Preclinical and clinical studies demonstrate renal denervation (RDx) may be an effective treatment for hypertension (HTN); however, the mechanisms of this effect remain unknown. We recently reported (RDx) mitigates HTN, and prevents renal inflammation in the deoxycorticosterone acetate (DOCA)-salt rat model of HTN. Although these findings suggest renal nerves directly mediate renal inflammatory signaling, this effect may also be secondary to lowering arterial pressure (AP). In this study, we aimed to elucidate the specific role of renal nerves on renal inflammatory signaling using a unilateral RDx approach to control for lowered AP. We tested the hypothesis that RDx will ameliorate the renal inflammation independent of HTN in the DOCA-salt rat.

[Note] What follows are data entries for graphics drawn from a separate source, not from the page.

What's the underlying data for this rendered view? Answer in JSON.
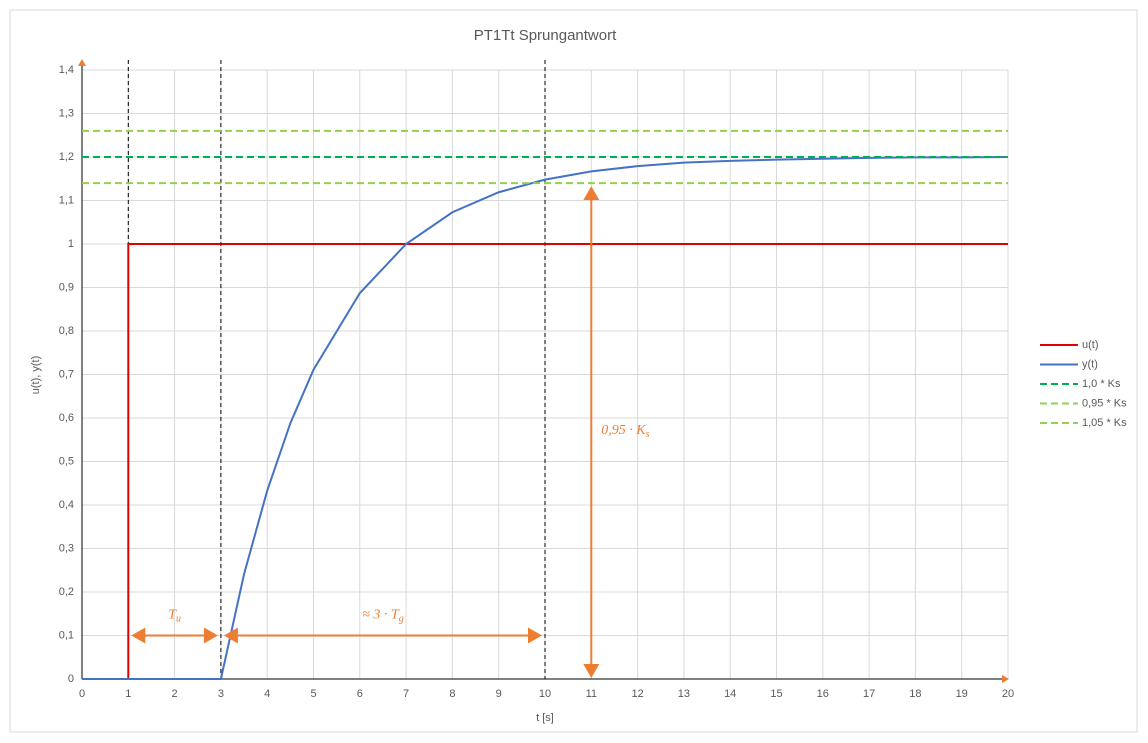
{
  "chart_data": {
    "type": "line",
    "title": "PT1Tt Sprungantwort",
    "x_label": "t [s]",
    "y_label": "u(t), y(t)",
    "xlim": [
      0,
      20
    ],
    "xticks": [
      0,
      1,
      2,
      3,
      4,
      5,
      6,
      7,
      8,
      9,
      10,
      11,
      12,
      13,
      14,
      15,
      16,
      17,
      18,
      19,
      20
    ],
    "ylim": [
      0,
      1.4
    ],
    "yticks": [
      0,
      {
        "value": 0.1,
        "label": "0,1"
      },
      {
        "value": 0.2,
        "label": "0,2"
      },
      {
        "value": 0.3,
        "label": "0,3"
      },
      {
        "value": 0.4,
        "label": "0,4"
      },
      {
        "value": 0.5,
        "label": "0,5"
      },
      {
        "value": 0.6,
        "label": "0,6"
      },
      {
        "value": 0.7,
        "label": "0,7"
      },
      {
        "value": 0.8,
        "label": "0,8"
      },
      {
        "value": 0.9,
        "label": "0,9"
      },
      1,
      {
        "value": 1.1,
        "label": "1,1"
      },
      {
        "value": 1.2,
        "label": "1,2"
      },
      {
        "value": 1.3,
        "label": "1,3"
      },
      {
        "value": 1.4,
        "label": "1,4"
      }
    ],
    "grid": true,
    "legend": "right",
    "series": [
      {
        "name": "u(t)",
        "color": "#e00000",
        "dashed": false,
        "x": [
          0,
          1,
          1,
          20
        ],
        "values": [
          0,
          0,
          1,
          1
        ]
      },
      {
        "name": "y(t)",
        "color": "#4472c4",
        "dashed": false,
        "x": [
          0,
          1,
          2,
          3,
          3.5,
          4,
          4.5,
          5,
          6,
          7,
          8,
          9,
          10,
          11,
          12,
          13,
          14,
          15,
          16,
          17,
          18,
          19,
          20
        ],
        "values": [
          0,
          0,
          0,
          0,
          0.241,
          0.433,
          0.588,
          0.711,
          0.887,
          1.0,
          1.073,
          1.119,
          1.148,
          1.167,
          1.179,
          1.187,
          1.191,
          1.194,
          1.196,
          1.198,
          1.199,
          1.199,
          1.2
        ]
      },
      {
        "name": "1,0 * Ks",
        "color": "#00b050",
        "dashed": true,
        "x": [
          0,
          20
        ],
        "values": [
          1.2,
          1.2
        ]
      },
      {
        "name": "0,95 * Ks",
        "color": "#92d050",
        "dashed": true,
        "x": [
          0,
          20
        ],
        "values": [
          1.14,
          1.14
        ]
      },
      {
        "name": "1,05 * Ks",
        "color": "#92d050",
        "dashed": true,
        "x": [
          0,
          20
        ],
        "values": [
          1.26,
          1.26
        ]
      }
    ],
    "vlines": [
      1,
      3,
      10
    ],
    "annotations": [
      {
        "text": "T",
        "sub": "u",
        "x1": 1,
        "x2": 3,
        "y": 0.1
      },
      {
        "text": "≈ 3 · T",
        "sub": "g",
        "x1": 3,
        "x2": 10,
        "y": 0.1
      },
      {
        "text": "0,95 · K",
        "sub": "s",
        "x": 11,
        "y1": 0,
        "y2": 1.14
      }
    ]
  }
}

To test this hypothesis, 8 male Sprague Dawley (SD) rats were implanted with radiotelemeters to measure AP and subjected to unilateral RDx. Rats were then administered DOCA (100mg, s.c.) and 0.9% saline for 21 days. Rats were then anesthetized, and renal tissue and urine were collected from both RDx and contralateral control (CON) kidneys. Renal inflammation was assessed by assay for pro-inflammatory cytokines (IL-1β, IL-2, IL-6, GRO/KC, MCP-1) in both urine and renal tissue. Data presented as mean ± SEM, *p<0.05. Mean AP increased from 99±3 to 135±4mmHg over DOCA-salt treatment. Renal GRO/KC content was markedly reduced in RDx kidneys compared to CON (14±5* vs. 467±96pg/mg total protein), and this was mirrored in the urinary excretion of GRO/KC in RDx vs. CON (51±11* vs. 3717±500pg/mg creatinine). Similarly, renal MCP-1 content was lower in RDx (13±2*) compared to CON (292±51). Urinary excretion of MCP-1 was also decreased by RDx (67±31* vs. 1758±721). Finally, urinary protein:creatinine was abated by RDx (13±3* vs. 19±3au). Notably, there was no effect of RDx on renal or urinary content of IL-1β, IL-2, nor IL-6. From this data, we conclude that renal nerves mediate renal inflammation associated with chemokines GRO/KC and MCP-1 release, independent of HTN. However, RDx had no effect on IL-1β, IL-2, IL-6, which suggests a chemokine specificity of renal nerve contribution to inflammatory signaling. Studies are currently underway to establish the effect of RDx on renal infiltration of specific immune cell populations.